Any congressional effort is likely to build upon a 2021 proposal by Sens. Bob Casey (D–Penn.) and John Cornyn (R–Texas), who authored a bill to create an outbound investment screening program similar to what the Treasury Department is now contemplating.

A bipartisan group in the House introduced a new version of that legislation in early May. The bill calls for a new committee that looks a lot like the existing CFIUS—drawing together leaders of the Departments of Commerce, Treasury, Defense, Homeland Security, and Labor, along with intelligence officials—to block foreign investments. The lawmakers frame the effort as a way to prevent outsourcing, and their bill quickly scored an endorsement from Liz Shuler, president of the AFL-CIO.

This rush to create yet another executive-branch black box with poorly defined powers over how American companies and individuals spend their money abroad deserves more scrutiny than it is likely to receive. By restricting trade, we are hurting not just others but ourselves.

At the group’s annual China Business Conference on May 10, U.S. Chamber of Commerce President Suzanne Clark spoke directly to the potential dangers of this rush to stigmatize American investment in China as a national security risk. “We must safeguard our national security and our values,” she said, stressing that being asked to pick between them is a “false binary.”

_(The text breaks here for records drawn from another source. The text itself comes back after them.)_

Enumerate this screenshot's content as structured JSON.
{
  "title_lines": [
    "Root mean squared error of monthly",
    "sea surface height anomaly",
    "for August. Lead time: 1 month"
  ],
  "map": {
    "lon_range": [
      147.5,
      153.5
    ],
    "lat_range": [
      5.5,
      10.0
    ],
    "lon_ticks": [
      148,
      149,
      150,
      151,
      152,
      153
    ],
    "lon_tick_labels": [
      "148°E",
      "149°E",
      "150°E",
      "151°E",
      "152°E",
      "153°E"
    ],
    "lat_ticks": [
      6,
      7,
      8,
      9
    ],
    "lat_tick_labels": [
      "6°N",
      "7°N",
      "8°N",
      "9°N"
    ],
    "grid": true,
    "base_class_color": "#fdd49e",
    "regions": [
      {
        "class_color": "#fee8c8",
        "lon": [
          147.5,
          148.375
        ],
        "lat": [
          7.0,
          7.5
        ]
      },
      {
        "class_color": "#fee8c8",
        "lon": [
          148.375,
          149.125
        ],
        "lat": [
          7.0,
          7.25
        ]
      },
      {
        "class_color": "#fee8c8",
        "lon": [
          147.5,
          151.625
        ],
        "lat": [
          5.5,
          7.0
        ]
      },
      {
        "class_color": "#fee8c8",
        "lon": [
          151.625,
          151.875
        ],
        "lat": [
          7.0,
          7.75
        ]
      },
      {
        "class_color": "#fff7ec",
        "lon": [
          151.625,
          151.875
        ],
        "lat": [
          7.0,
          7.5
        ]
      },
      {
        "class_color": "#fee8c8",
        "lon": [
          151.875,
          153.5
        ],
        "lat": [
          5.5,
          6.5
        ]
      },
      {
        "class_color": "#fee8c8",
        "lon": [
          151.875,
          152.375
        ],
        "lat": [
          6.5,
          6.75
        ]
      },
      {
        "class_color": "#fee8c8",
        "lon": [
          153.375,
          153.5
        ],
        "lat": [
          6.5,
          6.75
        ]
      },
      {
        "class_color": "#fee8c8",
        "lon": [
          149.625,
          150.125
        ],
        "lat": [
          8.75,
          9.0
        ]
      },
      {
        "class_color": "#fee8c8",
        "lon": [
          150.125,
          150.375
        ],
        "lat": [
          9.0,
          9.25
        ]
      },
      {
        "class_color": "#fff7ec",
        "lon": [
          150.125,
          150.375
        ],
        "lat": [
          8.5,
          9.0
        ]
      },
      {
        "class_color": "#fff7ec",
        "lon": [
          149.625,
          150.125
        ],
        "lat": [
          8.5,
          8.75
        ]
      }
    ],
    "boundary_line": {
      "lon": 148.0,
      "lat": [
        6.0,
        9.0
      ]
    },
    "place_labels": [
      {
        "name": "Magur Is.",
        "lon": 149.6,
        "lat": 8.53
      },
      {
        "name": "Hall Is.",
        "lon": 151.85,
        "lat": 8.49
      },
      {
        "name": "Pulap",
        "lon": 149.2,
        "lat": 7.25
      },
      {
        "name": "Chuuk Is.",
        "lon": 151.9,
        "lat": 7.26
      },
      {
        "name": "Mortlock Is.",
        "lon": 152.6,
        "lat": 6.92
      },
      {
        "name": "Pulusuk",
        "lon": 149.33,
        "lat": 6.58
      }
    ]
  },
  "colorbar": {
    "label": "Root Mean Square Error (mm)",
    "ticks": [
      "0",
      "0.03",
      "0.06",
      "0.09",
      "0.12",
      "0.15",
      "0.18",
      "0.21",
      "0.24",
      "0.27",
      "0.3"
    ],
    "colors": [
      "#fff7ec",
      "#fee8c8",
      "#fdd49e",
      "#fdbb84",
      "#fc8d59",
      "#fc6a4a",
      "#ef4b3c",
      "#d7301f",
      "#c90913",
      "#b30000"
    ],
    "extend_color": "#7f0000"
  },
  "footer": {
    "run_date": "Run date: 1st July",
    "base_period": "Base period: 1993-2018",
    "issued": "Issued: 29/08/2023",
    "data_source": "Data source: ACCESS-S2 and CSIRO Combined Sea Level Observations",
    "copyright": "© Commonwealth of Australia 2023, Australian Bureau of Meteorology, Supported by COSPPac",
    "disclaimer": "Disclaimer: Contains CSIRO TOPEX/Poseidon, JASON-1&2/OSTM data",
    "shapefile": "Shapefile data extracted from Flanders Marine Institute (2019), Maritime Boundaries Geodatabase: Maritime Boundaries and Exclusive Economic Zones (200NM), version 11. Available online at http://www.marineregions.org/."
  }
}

“Transactions that don’t pose a threat to national security strengthen the U.S. economy, present opportunities for small businesses, and improve the standard of living for millions of Americans,” Clark said. “If we treat every economic transaction as a risk, we lose focus on areas that truly pose a threat.”

It’s been more than five years since Trump’s infamous declaration that “trade wars are good and easy to win.” It turns out that trade wars are easy—to start and to escalate. But not to win. Biden has maintained Trump’s tariffs and now seems poised to expand the trade war, a strategy that carries real risks. The current approach requires a complex mix of interventions in the form of subsidies for domestic technology manufacturing and policing of global supply chains. It is built on the assumption that government officials will make the right calls about which economic issues count as a clear “national security” concerns, unmuddied by the inevitable campaigns to influence their decisions. It also assumes that future presidents, possibly including Trump, will staff those positions with competent and clear-eyed officials too. Do you really want to take those odds?

The people pushing this “new consensus” also make a dangerous assumption about geopolitics. In trying to wall off investment in China, the White House is giving countries an incentive to build more barriers to trade and investment around the world—and not all of the new rules will be oriented as America desires. A zero-sum global economy will leave many people worse off, and it will raise the stakes for conflict over the scarce resources being jealously guarded behind national borders. Trade has long been an engine for global economic growth and a way to help keep the peace between nations. In trying to turn it into an exercise in military might, Biden and his enablers in Congress risk turning what should be an engine of peace into an engine of war.